Data Engineering/Evaluations/Dumps

From Wikitech

In the course of planning a new architecture for dumps.wikimedia.org, we are evaluating a number of technologies. This document outlines the decisions we are making.

Architecture

The XML/Content Dumps were considered the most complex and large scale pipeline of the content that's available at dumps.wikimedia.org, so the initial design work focused on it. The potential solutions both depend on events published to Kafka by EventBus via our EventPlatform. We could consume those events in near-real time, updating dumps and other similar data products, or we could run a set of batch jobs and process the events in hourly buckets.

Near-Real Time

In our environment, we have two options for stream processing. wp:Apache_Flink is used by the search team and being built into event enrichment pipelines for general use. And Spark Streaming is a component of wp:Apache_Spark that we get for free because we use Spark on our cluster.

Flink

One proof of concept job was built in Flink SQL and another packaged as a jar that can be submitted to a Flink cluster. The Flink SQL job mostly worked, but was hard to debug at the time we tried it. Inserts and selects would hang, for example, with no obvious error message. The KafkaToIceberg job proved difficult to package correctly for our environment and was abandoned. Good lessons were learned in the art of maven dependency management, especially the importance of learning and running:

mvn clean verify
mvn sortPom:sort
mvn duplicate-finder:check

However, with conflicts so difficult to resolve, we decided against Flink for this use case and moved on.

Spark Streaming

A proof of concept job was built with Spark Streaming with relative ease. The main difficulty here beyond User:Milimetric/Learning_iceberg was the trick to materialize timestamps. It seems possible for the optimizer to see the size of the batch and know based on the join condition that a partition lookup can be used instead of a full table scan (which is what was happening before the hack). It seems that in more recent versions of Iceberg this has been improved.

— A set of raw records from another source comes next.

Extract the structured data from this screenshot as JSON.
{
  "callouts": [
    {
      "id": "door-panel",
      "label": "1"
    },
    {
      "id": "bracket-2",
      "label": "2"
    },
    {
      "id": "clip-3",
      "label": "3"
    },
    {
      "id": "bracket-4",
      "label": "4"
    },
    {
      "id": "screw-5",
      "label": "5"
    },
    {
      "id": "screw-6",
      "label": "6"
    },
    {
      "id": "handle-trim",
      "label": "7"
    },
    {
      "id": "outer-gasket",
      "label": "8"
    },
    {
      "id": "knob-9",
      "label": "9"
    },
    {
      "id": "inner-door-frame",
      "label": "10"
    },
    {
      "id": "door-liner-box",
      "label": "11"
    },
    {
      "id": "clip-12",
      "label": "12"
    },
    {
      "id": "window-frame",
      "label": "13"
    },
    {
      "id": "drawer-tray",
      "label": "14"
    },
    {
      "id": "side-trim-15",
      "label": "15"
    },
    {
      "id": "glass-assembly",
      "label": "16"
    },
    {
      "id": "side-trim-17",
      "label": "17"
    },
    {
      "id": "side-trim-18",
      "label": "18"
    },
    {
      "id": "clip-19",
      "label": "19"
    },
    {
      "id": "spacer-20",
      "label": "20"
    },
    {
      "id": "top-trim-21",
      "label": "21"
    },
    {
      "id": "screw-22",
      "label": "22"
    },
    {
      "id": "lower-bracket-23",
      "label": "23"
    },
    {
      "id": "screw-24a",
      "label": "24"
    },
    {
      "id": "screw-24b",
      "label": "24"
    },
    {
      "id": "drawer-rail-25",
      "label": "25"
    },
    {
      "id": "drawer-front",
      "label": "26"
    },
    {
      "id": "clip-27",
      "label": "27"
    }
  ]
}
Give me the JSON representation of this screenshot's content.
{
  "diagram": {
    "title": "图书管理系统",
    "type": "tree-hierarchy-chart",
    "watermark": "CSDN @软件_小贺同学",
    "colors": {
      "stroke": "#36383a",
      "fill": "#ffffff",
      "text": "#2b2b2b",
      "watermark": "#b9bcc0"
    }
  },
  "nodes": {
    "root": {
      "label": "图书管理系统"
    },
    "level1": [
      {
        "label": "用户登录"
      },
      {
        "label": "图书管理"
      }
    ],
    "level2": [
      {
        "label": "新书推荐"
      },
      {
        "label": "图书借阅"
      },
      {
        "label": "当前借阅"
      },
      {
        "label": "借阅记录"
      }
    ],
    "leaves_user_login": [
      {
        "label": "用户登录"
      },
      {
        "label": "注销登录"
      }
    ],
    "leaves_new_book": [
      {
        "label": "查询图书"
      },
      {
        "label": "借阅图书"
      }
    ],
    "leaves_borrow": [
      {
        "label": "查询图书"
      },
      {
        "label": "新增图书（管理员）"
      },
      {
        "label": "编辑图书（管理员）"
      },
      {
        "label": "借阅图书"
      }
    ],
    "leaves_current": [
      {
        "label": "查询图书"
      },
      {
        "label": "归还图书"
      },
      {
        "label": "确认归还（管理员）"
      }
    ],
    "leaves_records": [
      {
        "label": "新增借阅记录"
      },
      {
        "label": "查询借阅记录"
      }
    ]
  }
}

Spark Streaming was easier to write and worked, but it lacks job management features like a UI to see the status and interact with running jobs. It's basically just a long-lived process and common practice is to write your own management hooks into the job itself (see [1]).

The performance of micro-batches was good, for most 1 minute batches of data from the revision create topic, it took 5 seconds to insert metadata into the target table. We did realize that if the job fails over a long weekend and we have days to catch up, we'd need a proper batch counterpart to help us catch up, because running micro-batches over that period of time would incur heavy performance overhead.

For these reasons, we put the Spark Streaming experiment aside and decided to focus on a plain Spark job for just the XML/SQL Dumps use case. For use cases needing real-time replication, we will revisit our options.

Decision

Near-real time is not necessary for the particular needs of the Dumps use cases. The proof of concept jobs and learning should be useful for other use cases that do need it.

Batch

Spark

Our standard tool for batch processing at WMF is Spark. We have been using it for years and it is a great fit for this use case. We did not consider other batch processing at this time.